Officials went to lengths to specify that the flag flown in front of the Stonewall Inn was not on federal land.

Outside of the Stonewall Inn, in a plot of greenery known as the triangular Christopher Park, sits a flagpole and an LGBTQ+ Pride flag. Ahead of its 2017 installation, activists noted it was the first time a Pride flag had been permanently installed on federal ground. This was made possible by President Barack Obama's designation that Stonewall was a National Monument, the first in the country dedicated to LGBTQ+ rights and history. But according to internal emails, uncovered in a Freedom of Information Act request, the Trump administration worked to distance the federal government from the display.

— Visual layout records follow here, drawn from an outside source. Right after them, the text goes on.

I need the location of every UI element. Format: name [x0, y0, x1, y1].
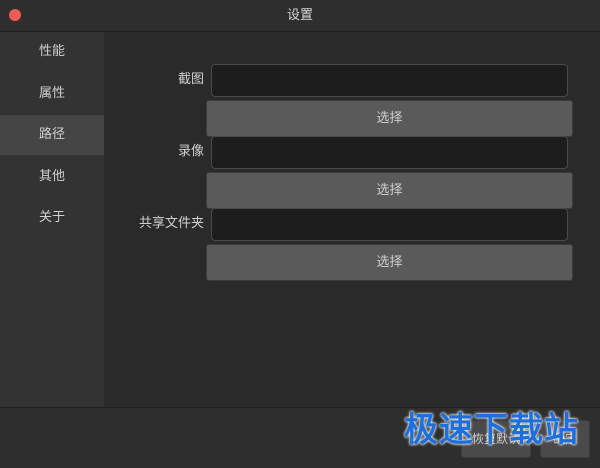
- window-title: 设置: [286, 8, 313, 23]
- paths-panel: 截图 选择 录像 选择 共享文件夹 选择: [104, 32, 600, 407]
- sidebar-item-performance[interactable]: 性能: [0, 32, 104, 72]
- screenshot-choose-button[interactable]: 选择: [206, 100, 573, 137]
- sidebar-item-paths[interactable]: 路径: [0, 115, 104, 155]
- sidebar-item-properties[interactable]: 属性: [0, 74, 104, 114]
- screenshot-label: 截图: [177, 72, 204, 87]
- sidebar: 性能 属性 路径 其他 关于: [0, 32, 104, 407]
- shared-folder-choose-button[interactable]: 选择: [206, 244, 573, 281]
- sidebar-item-about[interactable]: 关于: [0, 198, 104, 238]
- recording-choose-button[interactable]: 选择: [206, 172, 573, 209]
- restore-defaults-button[interactable]: 恢复默认: [461, 420, 531, 458]
- sidebar-item-other[interactable]: 其他: [0, 157, 104, 197]
- recording-label: 录像: [177, 144, 204, 159]
- title-bar: 设置: [0, 0, 600, 32]
- ok-button[interactable]: 确定: [540, 420, 590, 458]
- screenshot-path-input[interactable]: [211, 64, 568, 97]
- footer-bar: 恢复默认 确定: [0, 407, 600, 468]
- shared-folder-label: 共享文件夹: [138, 216, 204, 231]
- shared-folder-path-input[interactable]: [211, 208, 568, 241]
- recording-path-input[interactable]: [211, 136, 568, 169]
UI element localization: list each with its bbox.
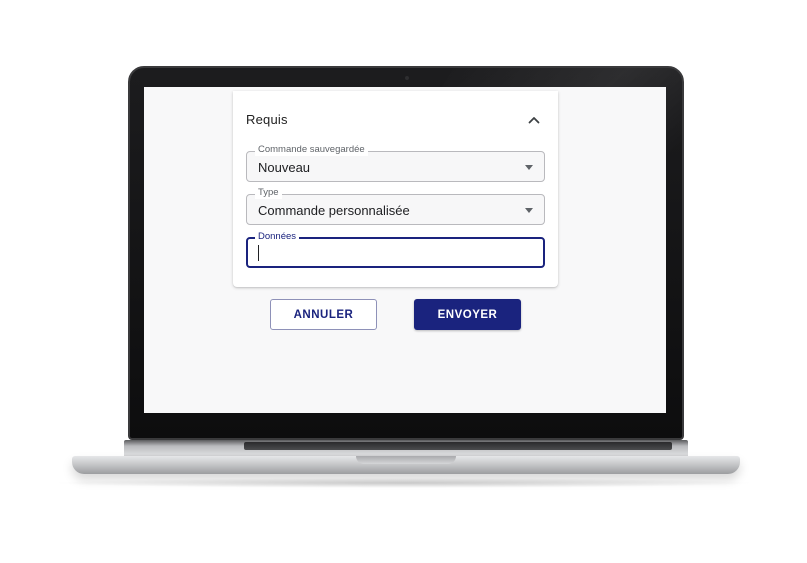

Todd Willens, previously an assistant deputy secretary in the Interior Department -- now the chief of staff to Interior Secretary David Bernhardt -- wrote an email to another official asking for details from the National Park Service about the location of the flag back in 2017. According to emails viewed by E&E News, the inquiry came after learning the flag was on federal property. It was later determined that though the flag flies in Christopher Park, which the federal government owns, it is technically right outside of the official area.

The flag, which the NPS had purchased, was gifted to the New York City's parks department. By claiming the flag was no longer on federal land, the NPS was distancing the government from the display.

"The feds were washing their hands of the whole project -- it was crazy town; it was shocking," said Ken Kidd, a long time activist who had helped organize the installation ceremony told E&E. "There was a little bit of radio silence, and then, as the emails will attest, the message changed, and then suddenly the flagpole wasn't part of the federal envelope."

Not only do emails detail the change but also expected blowback. Bob Vogel, the National Park Service acting deputy director of operations wrote in an email, "Needless to say there is significant concern on how this will transpire with the community." And rightfully so: the move essentially reneged on the earlier decision to respect and underscore the history of queer and trans people in this country. Instead the Trump administration went out of its way to make sure it had distanced itself from one of the most recognizable signs of the community.

The move seems to echo the Trump administration's recent move to reject requests from American embassies around the world to fly the Pride flag. Of course, several embassies, from Vienna, Austria, to Chennai, India, flew the rainbow flags anyway, according to the Washington Post.

In the uncovered emails, no one details explicitly what the issue would be to have the Pride flag be on federal land but not all communications were done over email. "Please keep in mind that this exchange could be subject to a FOIA request in the future," John Warren, a communications chief wrote. Other emails requested government employees and officials call to discuss matters, suggesting that offline conversations were held.

To the casual observer, there would seem to be no difference though. As over six million visitors flood New York City for WorldPride alone, they will see the flag, seemingly on Stonewall, the first gay National Monument, with few knowing the extent to which the Trump administration went to distance itself from the display.